When banks borrow money at lower interest rates, they reduce interest rates on both new and existing floating-rate loans. This reduces EMIs and increases loan eligibility. The Weighted Average Lending Rate (WALR) has already declined by 60 bps in the past few months; this reduction will further reduce the rate.
Similarly, deposit rates will also see changes, as Weighted Average Term Deposit (WATD) rates have already been reduced by 105 bps on new deposits and 32 bps on old deposits. Fixed deposit interest rates may decline further. The RBI has also announced major measures to maintain liquidity in the market. This includes OMO (Open Market Operations) purchases worth ₹1 lakh crore and a 3-year USD/INR buy-sell swap.
The aim is to provide durable liquidity to the banking system, meaning sufficient liquidity over a long period of time. Since the October MPC meeting, there has been a surplus of ₹1.5 lakh crore in the system, which has kept money market rates generally around the repo rate.
The RBI can also control temporary liquidity through tools like VRRR if needed. The situation on the foreign capital inflow front is also stable. Gross and net FDI increased in the first quarter, while outflows decreased, leading to an improvement in net investment. ECBs and NRI deposits have declined compared to last year, but overall, India's external sector remains resilient and funding needs will be met easily.
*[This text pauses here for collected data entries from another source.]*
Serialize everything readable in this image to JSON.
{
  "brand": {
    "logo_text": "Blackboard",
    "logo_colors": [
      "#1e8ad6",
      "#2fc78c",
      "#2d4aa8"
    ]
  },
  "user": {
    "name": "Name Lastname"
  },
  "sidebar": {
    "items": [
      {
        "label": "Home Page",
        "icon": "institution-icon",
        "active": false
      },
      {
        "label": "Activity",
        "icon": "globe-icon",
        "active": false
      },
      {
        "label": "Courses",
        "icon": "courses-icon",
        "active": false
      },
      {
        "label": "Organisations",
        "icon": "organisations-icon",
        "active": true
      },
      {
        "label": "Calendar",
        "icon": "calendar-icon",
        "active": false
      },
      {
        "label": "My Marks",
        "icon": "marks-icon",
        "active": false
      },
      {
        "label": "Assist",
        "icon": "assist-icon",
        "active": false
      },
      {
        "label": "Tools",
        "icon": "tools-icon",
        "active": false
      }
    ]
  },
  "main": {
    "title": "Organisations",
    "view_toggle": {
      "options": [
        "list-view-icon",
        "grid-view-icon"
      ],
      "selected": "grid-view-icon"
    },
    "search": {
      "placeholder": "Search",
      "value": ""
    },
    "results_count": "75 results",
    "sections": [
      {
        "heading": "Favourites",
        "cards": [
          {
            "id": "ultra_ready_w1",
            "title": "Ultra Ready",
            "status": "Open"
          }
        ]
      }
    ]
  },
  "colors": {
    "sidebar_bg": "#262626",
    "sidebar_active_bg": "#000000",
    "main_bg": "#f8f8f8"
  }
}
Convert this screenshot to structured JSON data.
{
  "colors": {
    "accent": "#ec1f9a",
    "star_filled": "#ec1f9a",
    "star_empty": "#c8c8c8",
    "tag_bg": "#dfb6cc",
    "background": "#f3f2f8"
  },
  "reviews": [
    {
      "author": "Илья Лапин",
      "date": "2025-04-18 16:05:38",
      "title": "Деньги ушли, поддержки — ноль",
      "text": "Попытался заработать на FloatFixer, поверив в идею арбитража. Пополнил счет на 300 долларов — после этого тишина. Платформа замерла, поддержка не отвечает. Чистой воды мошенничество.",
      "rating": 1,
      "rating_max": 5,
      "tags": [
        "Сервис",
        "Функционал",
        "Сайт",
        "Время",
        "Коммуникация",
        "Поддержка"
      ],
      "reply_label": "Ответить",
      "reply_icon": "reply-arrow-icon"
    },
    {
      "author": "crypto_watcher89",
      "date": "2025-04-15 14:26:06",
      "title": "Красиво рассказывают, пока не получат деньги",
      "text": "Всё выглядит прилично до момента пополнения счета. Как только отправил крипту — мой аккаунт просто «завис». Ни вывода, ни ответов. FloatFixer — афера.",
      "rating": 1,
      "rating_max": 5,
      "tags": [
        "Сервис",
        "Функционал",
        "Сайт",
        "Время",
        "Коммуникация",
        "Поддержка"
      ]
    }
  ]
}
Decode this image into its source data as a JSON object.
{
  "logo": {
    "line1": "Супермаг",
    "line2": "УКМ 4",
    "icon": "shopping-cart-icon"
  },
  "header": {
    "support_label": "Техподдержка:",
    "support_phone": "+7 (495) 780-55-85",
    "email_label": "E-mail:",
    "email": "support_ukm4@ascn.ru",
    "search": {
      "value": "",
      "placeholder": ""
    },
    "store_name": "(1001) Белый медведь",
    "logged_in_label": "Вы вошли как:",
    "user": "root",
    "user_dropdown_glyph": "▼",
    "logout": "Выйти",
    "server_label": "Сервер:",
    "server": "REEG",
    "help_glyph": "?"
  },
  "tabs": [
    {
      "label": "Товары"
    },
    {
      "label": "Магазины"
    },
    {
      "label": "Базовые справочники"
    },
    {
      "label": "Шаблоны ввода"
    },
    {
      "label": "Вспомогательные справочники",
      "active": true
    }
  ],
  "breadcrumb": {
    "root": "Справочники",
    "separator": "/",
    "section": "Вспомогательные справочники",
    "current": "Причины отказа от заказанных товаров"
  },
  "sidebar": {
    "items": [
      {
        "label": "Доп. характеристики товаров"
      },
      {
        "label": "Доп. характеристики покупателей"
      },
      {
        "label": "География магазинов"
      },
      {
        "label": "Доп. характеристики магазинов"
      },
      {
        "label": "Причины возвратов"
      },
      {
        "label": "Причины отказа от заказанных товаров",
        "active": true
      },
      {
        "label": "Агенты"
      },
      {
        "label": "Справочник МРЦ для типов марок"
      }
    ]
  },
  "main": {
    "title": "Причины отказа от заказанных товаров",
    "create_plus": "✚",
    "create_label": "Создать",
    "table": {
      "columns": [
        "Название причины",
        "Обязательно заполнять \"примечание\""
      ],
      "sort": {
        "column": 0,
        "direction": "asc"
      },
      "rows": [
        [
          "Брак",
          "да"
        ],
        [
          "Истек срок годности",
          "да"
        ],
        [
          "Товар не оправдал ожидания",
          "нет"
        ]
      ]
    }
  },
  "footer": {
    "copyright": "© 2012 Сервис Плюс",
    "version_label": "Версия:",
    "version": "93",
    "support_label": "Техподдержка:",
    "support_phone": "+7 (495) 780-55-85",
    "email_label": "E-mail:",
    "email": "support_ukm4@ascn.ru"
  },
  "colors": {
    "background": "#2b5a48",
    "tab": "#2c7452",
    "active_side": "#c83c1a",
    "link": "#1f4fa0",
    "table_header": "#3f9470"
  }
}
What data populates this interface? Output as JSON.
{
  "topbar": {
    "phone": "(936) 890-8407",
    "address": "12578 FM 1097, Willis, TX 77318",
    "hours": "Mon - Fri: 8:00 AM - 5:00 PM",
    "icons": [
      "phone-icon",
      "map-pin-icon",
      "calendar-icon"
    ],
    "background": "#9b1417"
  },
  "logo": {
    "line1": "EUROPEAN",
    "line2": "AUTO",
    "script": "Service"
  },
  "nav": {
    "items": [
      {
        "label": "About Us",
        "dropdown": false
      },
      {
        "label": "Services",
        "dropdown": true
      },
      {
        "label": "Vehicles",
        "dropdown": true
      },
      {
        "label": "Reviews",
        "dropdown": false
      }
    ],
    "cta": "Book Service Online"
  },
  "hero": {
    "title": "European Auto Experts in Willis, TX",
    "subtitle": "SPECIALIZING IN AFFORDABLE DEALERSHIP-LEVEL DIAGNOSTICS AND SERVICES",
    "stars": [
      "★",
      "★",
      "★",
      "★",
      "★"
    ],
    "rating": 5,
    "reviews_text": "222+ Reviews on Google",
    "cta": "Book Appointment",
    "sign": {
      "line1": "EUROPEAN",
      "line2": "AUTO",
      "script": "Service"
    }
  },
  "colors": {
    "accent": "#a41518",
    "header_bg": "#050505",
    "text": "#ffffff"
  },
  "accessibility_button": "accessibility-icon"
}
CPI inflation projections show increasing stability.
Average inflation is projected to be 2.0% in FY26, down from 2.6% previously. Inflation is expected to remain within manageable limits in the coming quarters, leaving room for further repo rate cuts. Overall, this RBI decision is a major positive signal for the real estate sector and consumer demand and will accelerate growth by providing easy and affordable financing to the economy.